Going Nowhere

Lockheed Super Constellation 'Star of America' Returns to Oshkosh
for EAA AirVenture 2006

What some believe is the most beautiful airplane ever built will be returning to EAA AirVenture Oshkosh in 2006, as the Airline History Museum’s “Star of America” Lockheed Super Constellation makes its first appearance at the event since 2004.

EAA AirVenture 2006, the 54th annual fly-in convention of the Experimental Aircraft Association, will take place July 24-30 at Wittman Regional Airport in Oshkosh.

The Super Constellation will be at the event throughout the week, parked on the AeroShell Square showcase ramp. The return of this airplane also marks its first appearance at EAA AirVenture since an engine fire grounded the aircraft last September. Interior tours of the airplane will be available during AirVenture, hosted by its crew from the Airline History Museum in Kansas City, Mo. Proceeds from that tour help finance the continued maintenance and operation of the aircraft.

“The graceful lines of the Lockheed Constellation have made it one of the most popular aircraft to participate at EAA AirVenture over the past decade,” said Tom Poberezny, EAA president and AirVenture chairman. “This airplane’s restoration also shows the same spirit demonstrated by many EAA members, as volunteers spent thousands of hours bringing the ‘Connie’ back to airworthy condition and into the showpiece that it remains today.”

The restoration of the “Star of America” began in 1986, when a group of Kansas City-area aviation enthusiasts began searching for a Super Constellation to obtain and refurbish. The group discovered one of the last Constellations that came off Lockheed’s assembly line in 1958, but it had been parked in an Arizona “boneyard” for nine years. After a nine-week effort to make the airplane flyable, the group was able to ferry the airplane to Kansas City to begin a full restoration.

The resurrection of “Star of America” was aided greatly by a corps of retired employees from TWA, the airline that flew Super Constellations extensively. With talented specialists from every aspect of this aircraft’s operations working tirelessly, the group needed only 18 months to complete the original restoration and begin nationwide stops on the air show circuit. In the late 1990s, employees from TWA’s Kansas City maintenance base donated a new paint job in the original TWA colors.

Along with its appearances on the air show circuit, the “Star of America” has made numerous movie and television appearances over the past 15 years, including the 2005 blockbuster film “The Aviator.” It is one of the few Constellations or Super Constellations still flying anywhere in the world, and the only one flying that did not begin its life as a military aircraft.
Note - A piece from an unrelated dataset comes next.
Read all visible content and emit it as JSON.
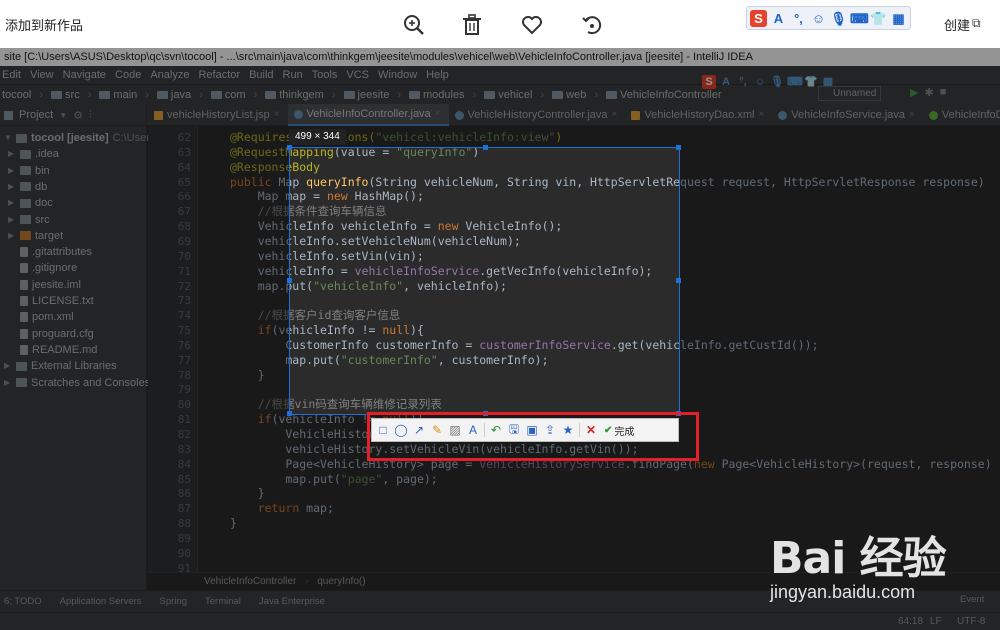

“Only at EAA AirVenture can someone walk around, beneath and through a legendary airplane such as the Lockheed Super Constellation, plus meet the crew and share the experience with other aviation enthusiasts, right next to hundreds of other amazing aircraft of every size, shape and vintage,” Poberezny said. “It’s why AirVenture is known as aviation’s family reunion and another reason that to truly experience it, you’ve got to be here.”